Em 1988, o Chiado era uma zona praticamente sem habitantes – o que explica que só tenham morrido duas pessoas na tragédia, uma delas um bombeiro. Os Armazéns do Chiado e os Armazéns Grandella, contíguos, eram uma montra de decadência que o visionário Francisco de Almeida Grandella seria incapaz de prever. O proprietário da altura tinha saído da prisão na véspera e foi transformado no suspeito óbvio de fogo posto – o que a polícia nunca comprovou.

O risco de “novos Pombais”

Desapareceu a Perfumaria da Moda – um dos cenários do célebre filme “O Pai Tirano” – e a Pastelaria Ferrari, um mimo da Lisboa novecentista que mantinha intacta a traça original. “Os prejuízos e as perdas para o património de Lisboa são apenas semelhantes às provocadas pelo terramoto de 1755”, escrevia a olisipógrafa Marina Tavares Dias no Diário de Lisboa que no mesmo texto avisava: “Será bom que não apareçam pequenos ‘Pombais’, sem talento e sem política, a tentar descaracterizar um dos bairros mais importantes de Lisboa”.

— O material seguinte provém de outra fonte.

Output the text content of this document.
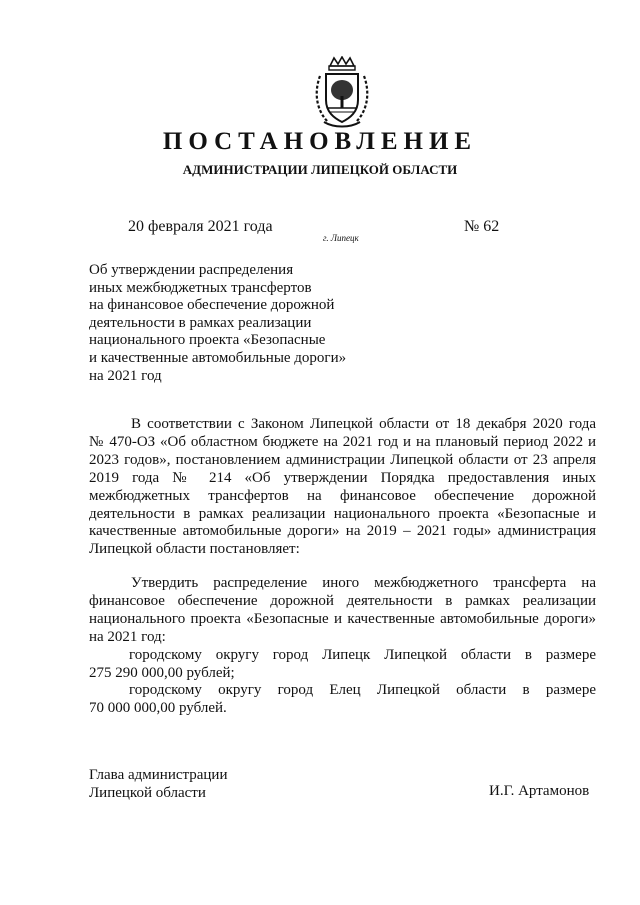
ПОСТАНОВЛЕНИЕ
АДМИНИСТРАЦИИ ЛИПЕЦКОЙ ОБЛАСТИ
20 февраля 2021 года
г. Липецк
№ 62
Об утверждении распределения
иных межбюджетных трансфертов
на финансовое обеспечение дорожной
деятельности в рамках реализации
национального проекта «Безопасные
и качественные автомобильные дороги»
на 2021 год
В соответствии с Законом Липецкой области от 18 декабря 2020 года
№ 470-ОЗ «Об областном бюджете на 2021 год и на плановый период 2022 и
2023 годов», постановлением администрации Липецкой области от 23 апреля
2019 года № 214 «Об утверждении Порядка предоставления иных
межбюджетных трансфертов на финансовое обеспечение дорожной
деятельности в рамках реализации национального проекта «Безопасные и
качественные автомобильные дороги» на 2019 – 2021 годы» администрация
Липецкой области постановляет:
Утвердить распределение иного межбюджетного трансферта на
финансовое обеспечение дорожной деятельности в рамках реализации
национального проекта «Безопасные и качественные автомобильные дороги»
на 2021 год:
городскому округу город Липецк Липецкой области в размере
275 290 000,00 рублей;
городскому округу город Елец Липецкой области в размере
70 000 000,00 рублей.
Глава администрации
Липецкой области	И.Г. Артамонов
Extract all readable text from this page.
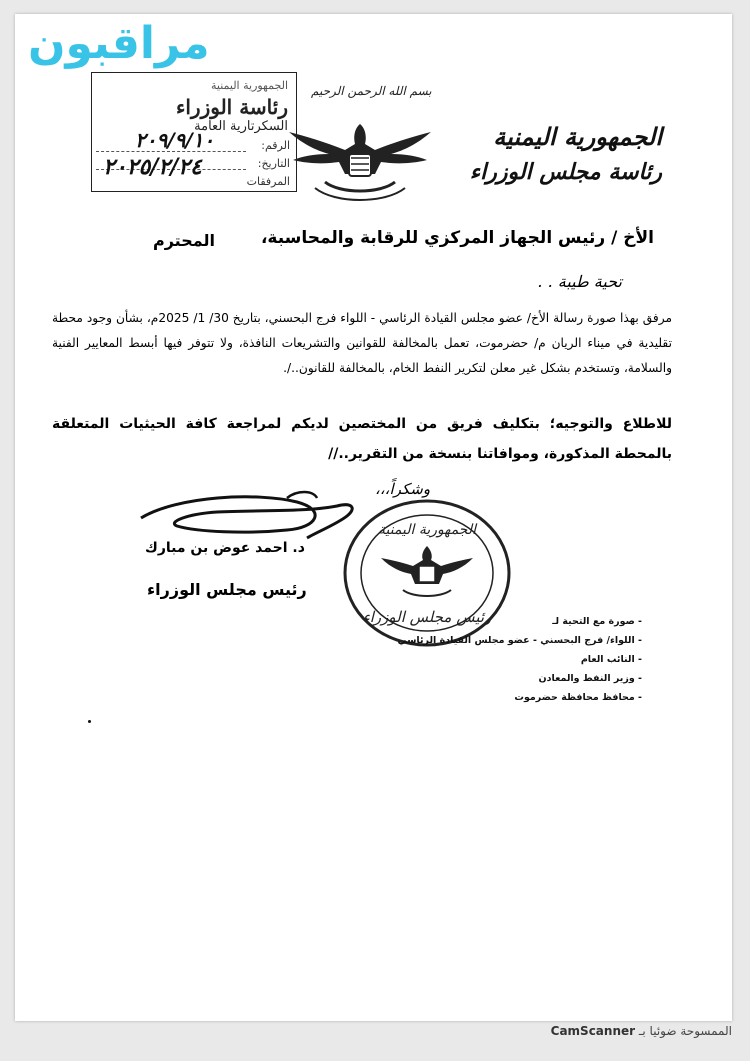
الجمهورية اليمنية
رئاسة الوزراء
السكرتارية العامة
الرقم:
التاريخ:
المرفقات
٢٠٩/٩/١٠
٢٠٢٥/٢/٢٤
بسم الله الرحمن الرحيم
الجمهورية اليمنية
رئاسة مجلس الوزراء
الأخ / رئيس الجهاز المركزي للرقابة والمحاسبة،
المحترم
تحية طيبة . .
مرفق بهذا صورة رسالة الأخ/ عضو مجلس القيادة الرئاسي - اللواء فرج البحسني، بتاريخ 30/ 1/ 2025م، بشأن وجود محطة تقليدية في ميناء الريان م/ حضرموت، تعمل بالمخالفة للقوانين والتشريعات النافذة، ولا تتوفر فيها أبسط المعايير الفنية والسلامة، وتستخدم بشكل غير معلن لتكرير النفط الخام، بالمخالفة للقانون../.
للاطلاع والتوجيه؛ بتكليف فريق من المختصين لديكم لمراجعة كافة الحيثيات المتعلقة بالمحطة المذكورة، وموافاتنا بنسخة من التقرير..//
وشكراً،،،
د. احمد عوض بن مبارك
رئيس مجلس الوزراء
الجمهورية اليمنية
رئيس مجلس الوزراء	- صورة مع التحية لـ
- اللواء/ فرج البحسني - عضو مجلس القيادة الرئاسي
- النائب العام
- وزير النفط والمعادن
- محافظ محافظة حضرموت
مراقبون
الممسوحة ضوئيا بـ CamScanner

Quem viveu esse tempo sabe que Marina Tavares Dias temia o mesmo que muitos cidadãos de Lisboa: que o presidente da Câmara Nuno Kruz Abecasis entregasse a reconstrução do Chiado ao arquitecto que, com a construção das Amoreiras e outros edifícios, andava a mudar a face de Lisboa: Tomás Taveira, vivo mas hoje desaparecido da vida pública.

Nuno Abecasis, polémico autarca e histórico militante do CDS, não só era atacado pelas suas opções urbanísticas como tinha sido acusado na praça pública de ter prejudicado o combate ao incêndio (o que não se confirmou) por ter instalado algum tempo antes uns canteiros e uns bancos na rua do Carmo.

Siza, o anti-Taveira

No dia 8 de Setembro de 1988, duas semanas depois do incêndio, Abecasis convoca uma conferência de imprensa e surpreende o país: anuncia a intenção de convidar Siza Vieira para fazer a reconstrução do Chiado. Siza era já há 30 anos um dos mais importantes arquitectos portugueses – nesse ano de 1988 tinha recebido a medalha de ouro da Fundação Alvar Aalto. A decisão – que Nuno Abecasis frisa ter sido da sua inteira responsabilidade – funcionava como facto redentor. Mas Krus Abecasis, que tinha marcado a Lisboa dos anos 80 (tomou posse em janeiro de 1980), já não voltará a ser candidato nas eleições de 1989. PS e PCP unidos apresentam Jorge Sampaio. A direita junta-se à volta de um enfant terrible chamado Marcelo Rebelo de Sousa. Abecasis morre aos 69 anos, em 1999.